I told the sky prayers. And the sky listened. When I fell out of the trees strangers showed me
where you dwelled. Now that I have brought myself to you I cannot bring myself to you, fully.
Then, in “I am a New Caledonian Owlet-Nightjar,” there is this benediction,
No one has heard my voice but you— a different genus of bird who sought and discovered me
I beat my wings against yours unable to mate but look
how groomed my semiplumes
Creating lyricism from chronic pain is a remarkable feat. Davis’s exploration is deep and wide; it includes forays into the woods and travels to basilicas. It notices death as an arbiter of what is truly important. “In the Forest by the Bay,” Davis informs us,
Grey beard, furrows, arthritic feet. I know enough to know I must imagine
you dead, that every day has its own grief, understanding we cannot go on this way— living
While writing this review, I happened upon a superb poem titled Vulvodyniaby Ellie White online at Foundry. What a rare coincidence! In fact, the popular and medical literature of vulvodynia is hardly inspired. There exists a National Vulvodynia Association (the you-are-not-alone source for women with the condition); numerous vulvodynia products and self-help books for sale on Amazon; a heavy metal band with the name; studies in peer-reviewed medical journals; a vulvodynia Pinterest page; and, of course, personal-journey blogs.

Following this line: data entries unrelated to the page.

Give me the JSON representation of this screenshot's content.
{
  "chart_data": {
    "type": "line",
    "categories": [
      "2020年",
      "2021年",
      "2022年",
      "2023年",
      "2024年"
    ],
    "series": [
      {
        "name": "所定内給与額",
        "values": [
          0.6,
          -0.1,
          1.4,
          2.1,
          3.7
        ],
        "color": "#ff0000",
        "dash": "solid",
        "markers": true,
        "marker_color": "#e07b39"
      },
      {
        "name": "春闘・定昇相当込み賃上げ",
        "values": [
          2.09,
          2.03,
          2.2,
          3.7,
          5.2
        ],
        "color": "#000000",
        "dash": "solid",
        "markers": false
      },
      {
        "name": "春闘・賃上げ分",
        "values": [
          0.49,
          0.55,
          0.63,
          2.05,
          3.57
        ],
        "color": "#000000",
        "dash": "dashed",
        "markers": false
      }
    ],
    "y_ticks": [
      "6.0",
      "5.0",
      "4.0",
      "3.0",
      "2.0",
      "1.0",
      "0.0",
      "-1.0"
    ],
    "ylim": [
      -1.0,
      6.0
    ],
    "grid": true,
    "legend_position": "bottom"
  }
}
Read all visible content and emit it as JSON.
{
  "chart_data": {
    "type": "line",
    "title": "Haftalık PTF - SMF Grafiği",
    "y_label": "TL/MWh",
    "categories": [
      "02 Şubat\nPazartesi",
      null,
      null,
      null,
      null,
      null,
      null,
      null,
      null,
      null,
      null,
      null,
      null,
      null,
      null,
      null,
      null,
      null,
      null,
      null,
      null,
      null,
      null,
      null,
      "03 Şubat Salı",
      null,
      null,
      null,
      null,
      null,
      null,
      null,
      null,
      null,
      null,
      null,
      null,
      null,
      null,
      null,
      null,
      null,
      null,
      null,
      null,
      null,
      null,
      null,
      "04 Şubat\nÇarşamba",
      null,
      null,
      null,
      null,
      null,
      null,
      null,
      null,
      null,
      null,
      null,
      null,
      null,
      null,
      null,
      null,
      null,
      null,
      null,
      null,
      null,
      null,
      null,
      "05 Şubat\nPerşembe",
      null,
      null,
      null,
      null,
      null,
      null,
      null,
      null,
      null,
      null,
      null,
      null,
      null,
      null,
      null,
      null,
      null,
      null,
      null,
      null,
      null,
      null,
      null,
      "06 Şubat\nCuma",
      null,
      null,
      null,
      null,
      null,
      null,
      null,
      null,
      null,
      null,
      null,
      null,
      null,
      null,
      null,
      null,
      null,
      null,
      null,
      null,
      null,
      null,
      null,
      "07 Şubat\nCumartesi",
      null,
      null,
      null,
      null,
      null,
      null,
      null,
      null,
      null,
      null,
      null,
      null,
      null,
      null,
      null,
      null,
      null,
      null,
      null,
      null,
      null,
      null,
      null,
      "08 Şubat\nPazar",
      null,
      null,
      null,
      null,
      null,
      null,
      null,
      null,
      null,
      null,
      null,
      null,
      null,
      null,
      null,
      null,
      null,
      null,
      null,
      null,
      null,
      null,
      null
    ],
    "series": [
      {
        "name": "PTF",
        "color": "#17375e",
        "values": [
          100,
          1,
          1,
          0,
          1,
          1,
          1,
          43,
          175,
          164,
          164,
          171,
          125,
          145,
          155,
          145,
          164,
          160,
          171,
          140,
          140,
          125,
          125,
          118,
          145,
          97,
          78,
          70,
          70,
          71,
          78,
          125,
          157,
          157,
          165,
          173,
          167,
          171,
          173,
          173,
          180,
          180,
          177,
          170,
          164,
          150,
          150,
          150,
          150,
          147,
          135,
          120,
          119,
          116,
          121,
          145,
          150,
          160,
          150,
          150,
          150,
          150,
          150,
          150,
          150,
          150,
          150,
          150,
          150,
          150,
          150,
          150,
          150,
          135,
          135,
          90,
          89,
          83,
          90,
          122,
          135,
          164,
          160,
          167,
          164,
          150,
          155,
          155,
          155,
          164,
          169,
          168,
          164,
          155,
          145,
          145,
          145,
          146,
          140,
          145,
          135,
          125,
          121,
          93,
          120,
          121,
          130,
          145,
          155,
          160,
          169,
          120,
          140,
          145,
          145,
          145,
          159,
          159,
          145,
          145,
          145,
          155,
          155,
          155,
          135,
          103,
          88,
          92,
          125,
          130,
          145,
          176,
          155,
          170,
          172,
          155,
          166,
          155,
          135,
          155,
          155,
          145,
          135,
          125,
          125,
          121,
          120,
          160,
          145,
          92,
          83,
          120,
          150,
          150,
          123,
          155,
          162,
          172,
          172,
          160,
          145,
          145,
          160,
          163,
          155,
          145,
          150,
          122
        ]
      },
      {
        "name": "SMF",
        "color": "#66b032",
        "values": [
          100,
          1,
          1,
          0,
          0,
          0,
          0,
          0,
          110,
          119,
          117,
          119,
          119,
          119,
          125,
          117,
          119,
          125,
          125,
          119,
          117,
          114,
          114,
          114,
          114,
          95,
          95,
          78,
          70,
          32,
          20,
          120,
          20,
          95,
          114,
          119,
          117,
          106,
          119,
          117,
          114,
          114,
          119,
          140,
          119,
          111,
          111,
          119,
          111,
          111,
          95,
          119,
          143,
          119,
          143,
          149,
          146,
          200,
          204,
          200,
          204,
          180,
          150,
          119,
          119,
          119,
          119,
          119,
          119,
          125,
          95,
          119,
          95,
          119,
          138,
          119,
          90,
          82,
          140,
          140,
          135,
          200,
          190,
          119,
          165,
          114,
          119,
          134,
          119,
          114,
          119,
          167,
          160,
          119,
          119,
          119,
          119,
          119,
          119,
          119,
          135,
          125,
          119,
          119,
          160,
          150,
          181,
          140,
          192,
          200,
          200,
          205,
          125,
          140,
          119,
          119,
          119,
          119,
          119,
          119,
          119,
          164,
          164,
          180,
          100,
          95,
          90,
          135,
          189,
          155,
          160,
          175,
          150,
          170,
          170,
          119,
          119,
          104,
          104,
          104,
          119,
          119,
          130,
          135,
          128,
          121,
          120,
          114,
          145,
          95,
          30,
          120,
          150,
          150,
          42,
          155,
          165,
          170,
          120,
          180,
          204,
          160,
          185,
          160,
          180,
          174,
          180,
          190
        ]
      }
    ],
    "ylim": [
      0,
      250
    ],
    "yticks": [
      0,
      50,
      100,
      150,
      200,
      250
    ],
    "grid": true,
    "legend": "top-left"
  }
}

What distinguishes poetry from information is what we call lyricism. Davis’ poems have the softness of a featherbed and the sharp edges of quills. You will have to read through this short set of poems at least twice, to really take in what she is doing here. Each Wild Thing’s Consent is a transformative work. If I may be excused for trying to paraphrase a “take-home message” in these lush poems, it’s that a poet with her skill can make you think twice about everything you find on the plate you call your life. Everything. And then some.
Yes, my love, we belong, but on soil stained knees, asking for each wild thing’s consent to stand.
Lauren Davis is the author of Each Wild Thing’s Consent (Poetry Wolf Press). She holds an MFA from the Bennington Writing Seminars, and her poetry, essays, and stories can be found in publications such as Prairie Schooner, Automata Review, and Empty Mirror. Davis teaches at The Writers’ Workshoppe in Port Townsend, WA, and she works as an editor at The Tishman Review.
Risa Denenberg is the curator at The Poetry Cafe. She is a co-founder and editor at Headmistress Press and has published three full length collections of poetry, most recently, “slight faith” (MoonPath Press, 2018).